The use of shotguns to hunt waterfowl in South Fork bays and marshes will begin this coming weekend and continue through the end of January, the Town Trustees in Southampton and East Hampton warned new year-round residents this week.
With more residents in the area this fall than in a typical off-season, the Trustees in both towns are warning new full-time residents not to be startled by the sound of gun shots over local waters.
“The concern is that there are a lot of people out here now that normally do not live here year-round and that a lot of people may not realize that we are still a rural area and that duck hunting has been a valued tradition here for centuries,” Southampton Town Trustee President Eric Shultz said. “We want to assure the new residents that hunting is extremely well regulated by the Trustees and that the sites are carefully selected to not pose any danger to the public.”
Most hunting takes place from floating wooden shelters known as “blinds,” which are covered with native marsh grasses and anchored in local creeks, bays and ponds.

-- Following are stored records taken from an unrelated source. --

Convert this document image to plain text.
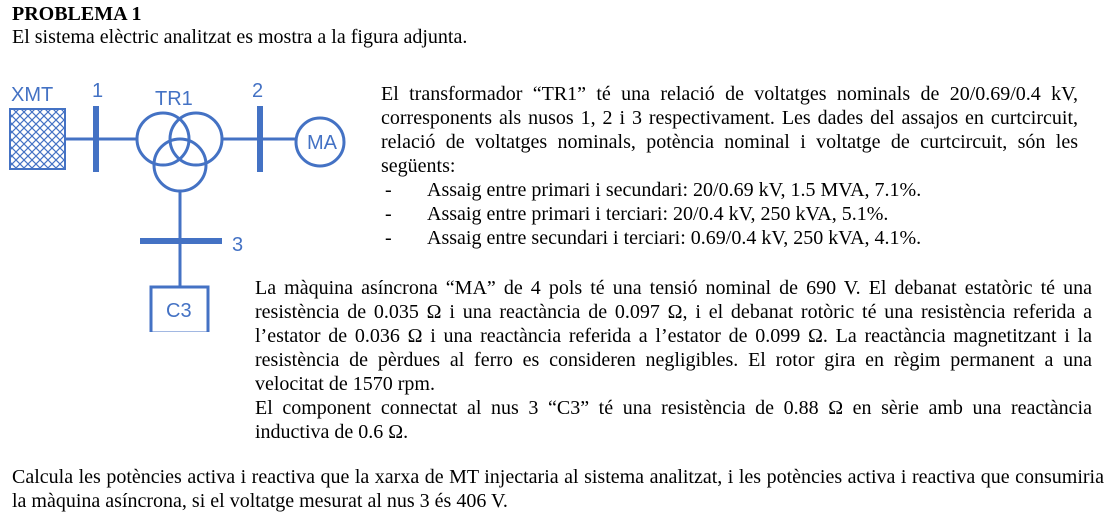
PROBLEMA 1
El sistema elèctric analitzat es mostra a la figura adjunta.
XMT 1	TR1	2
MA
3
C3
El transformador “TR1” té una relació de voltatges nominals de 20/0.69/0.4 kV, corresponents als nusos 1, 2 i 3 respectivament. Les dades del assajos en curtcircuit, relació de voltatges nominals, potència nominal i voltatge de curtcircuit, són les següents:
- Assaig entre primari i secundari: 20/0.69 kV, 1.5 MVA, 7.1%.
- Assaig entre primari i terciari: 20/0.4 kV, 250 kVA, 5.1%.
- Assaig entre secundari i terciari: 0.69/0.4 kV, 250 kVA, 4.1%.
La màquina asíncrona “MA” de 4 pols té una tensió nominal de 690 V. El debanat estatòric té una resistència de 0.035 Ω i una reactància de 0.097 Ω, i el debanat rotòric té una resistència referida a l’estator de 0.036 Ω i una reactància referida a l’estator de 0.099 Ω. La reactància magnetitzant i la resistència de pèrdues al ferro es consideren negligibles. El rotor gira en règim permanent a una velocitat de 1570 rpm.
El component connectat al nus 3 “C3” té una resistència de 0.88 Ω en sèrie amb una reactància inductiva de 0.6 Ω.
Calcula les potències activa i reactiva que la xarxa de MT injectaria al sistema analitzat, i les potències activa i reactiva que consumiria la màquina asíncrona, si el voltatge mesurat al nus 3 és 406 V.
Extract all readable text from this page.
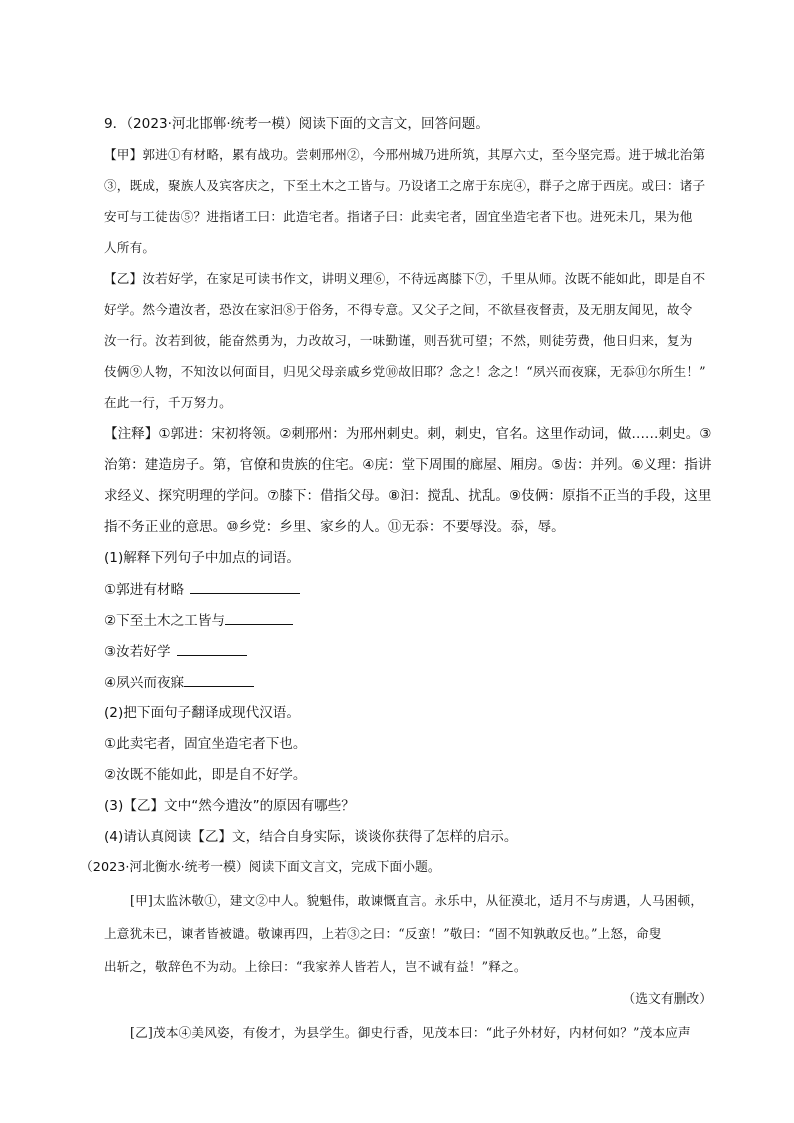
9．（2023·河北邯郸·统考一模）阅读下面的文言文，回答问题。
【甲】郭进①有材略，累有战功。尝刺邢州②，今邢州城乃进所筑，其厚六丈，至今坚完焉。进于城北治第
③，既成，聚族人及宾客庆之，下至土木之工皆与。乃设诸工之席于东庑④，群子之席于西庑。或曰：诸子
安可与工徒齿⑤？进指诸工曰：此造宅者。指诸子曰：此卖宅者，固宜坐造宅者下也。进死未几，果为他
人所有。
【乙】汝若好学，在家足可读书作文，讲明义理⑥，不待远离膝下⑦，千里从师。汝既不能如此，即是自不
好学。然今遣汝者，恐汝在家汩⑧于俗务，不得专意。又父子之间，不欲昼夜督责，及无朋友闻见，故令
汝一行。汝若到彼，能奋然勇为，力改故习，一味勤谨，则吾犹可望；不然，则徒劳费，他日归来，复为
伎俩⑨人物，不知汝以何面目，归见父母亲戚乡党⑩故旧耶？念之！念之！“夙兴而夜寐，无忝⑪尔所生！”
在此一行，千万努力。
【注释】①郭进：宋初将领。②刺邢州：为邢州刺史。刺，刺史，官名。这里作动词，做……刺史。③
治第：建造房子。第，官僚和贵族的住宅。④庑：堂下周围的廊屋、厢房。⑤齿：并列。⑥义理：指讲
求经义、探究明理的学问。⑦膝下：借指父母。⑧汩：搅乱、扰乱。⑨伎俩：原指不正当的手段，这里
指不务正业的意思。⑩乡党：乡里、家乡的人。⑪无忝：不要辱没。忝，辱。
(1)解释下列句子中加点的词语。
①郭进有材略
②下至土木之工皆与
③汝若好学
④夙兴而夜寐
(2)把下面句子翻译成现代汉语。
①此卖宅者，固宜坐造宅者下也。
②汝既不能如此，即是自不好学。
(3)【乙】文中“然今遣汝”的原因有哪些？
(4)请认真阅读【乙】文，结合自身实际，谈谈你获得了怎样的启示。
（2023·河北衡水·统考一模）阅读下面文言文，完成下面小题。
[甲]太监沐敬①，建文②中人。貌魁伟，敢谏慨直言。永乐中，从征漠北，适月不与虏遇，人马困顿，
上意犹未已，谏者皆被谴。敬谏再四，上若③之曰：“反蛮！”敬曰：“固不知孰敢反也。”上怒，命叟
出斩之，敬辞色不为动。上徐曰：“我家养人皆若人，岂不诚有益！”释之。
（选文有删改）
[乙]茂本④美风姿，有俊才，为县学生。御史行香，见茂本曰：“此子外材好，内材何如？”茂本应声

The Town Trustees in Southampton and East Hampton control the bottomlands in all bays and harbors in the two towns and regulate where hunters may anchor hunting blinds or boats.
The Southampton Town Trustees and Southampton Town Bay Constables boast the largest managed waterfowl hunting program in the state, with 276 registered blinds or concealed boat locations. East Hampton has about 65 registered hunting locations, not counting those in Lake Montauk.
All hunting locations in both towns must be registered by their owner each year and are monitored for safety, distance from homes and roadways and for proper use. There is no limitation on a floating blind being adjacent to homes or public roadways as long as any shots fired are aimed out over the water. Field blinds or pits must be at least 500 feet from the neareast house or road.
The New York State Department of Environmental Conservation sets other waterfowling rules regarding when hunting may take place, bag limits and the species of ducks and geese that may be targeted.
This coming weekend, November 7-8, is a special early hunting window during which only young hunters, ages 12-15, may shoot in the company of unarmed adults. Next weekend, November 14-15, will be another limited access hunting window for veterans and active military personnel. The traditional waterfowl season for all hunters will begin this year on November 21 and run through November 29, when it will close for two weeks before re-opening on December 12 and running through the end of January.
On all hunting days, shooting may begin one half-hour before sunrise (sunrise is 6:31 a.m. this Saturday, November 7, so shooting may begin at 6:01 a.m.) and must cease at sunset each day.
All waterfowl hunters must have taken an 8-hour hunting and gun safety course given by certified instructors and must purchase an annual New York State small game hunting license.
“We fully expect to be fielding more calls related to hunting this year just because of the presence of more second homeowners,” East Hampton Town Trustee James Grimes said. “We are already getting some calls from homeowners who suddenly have discovered they have a duck blind behind their house. I always make a point of explaining to people who call that hunting has a long history in this community and share with them all the information about how get a hunting license. Sometimes people’ minds change.”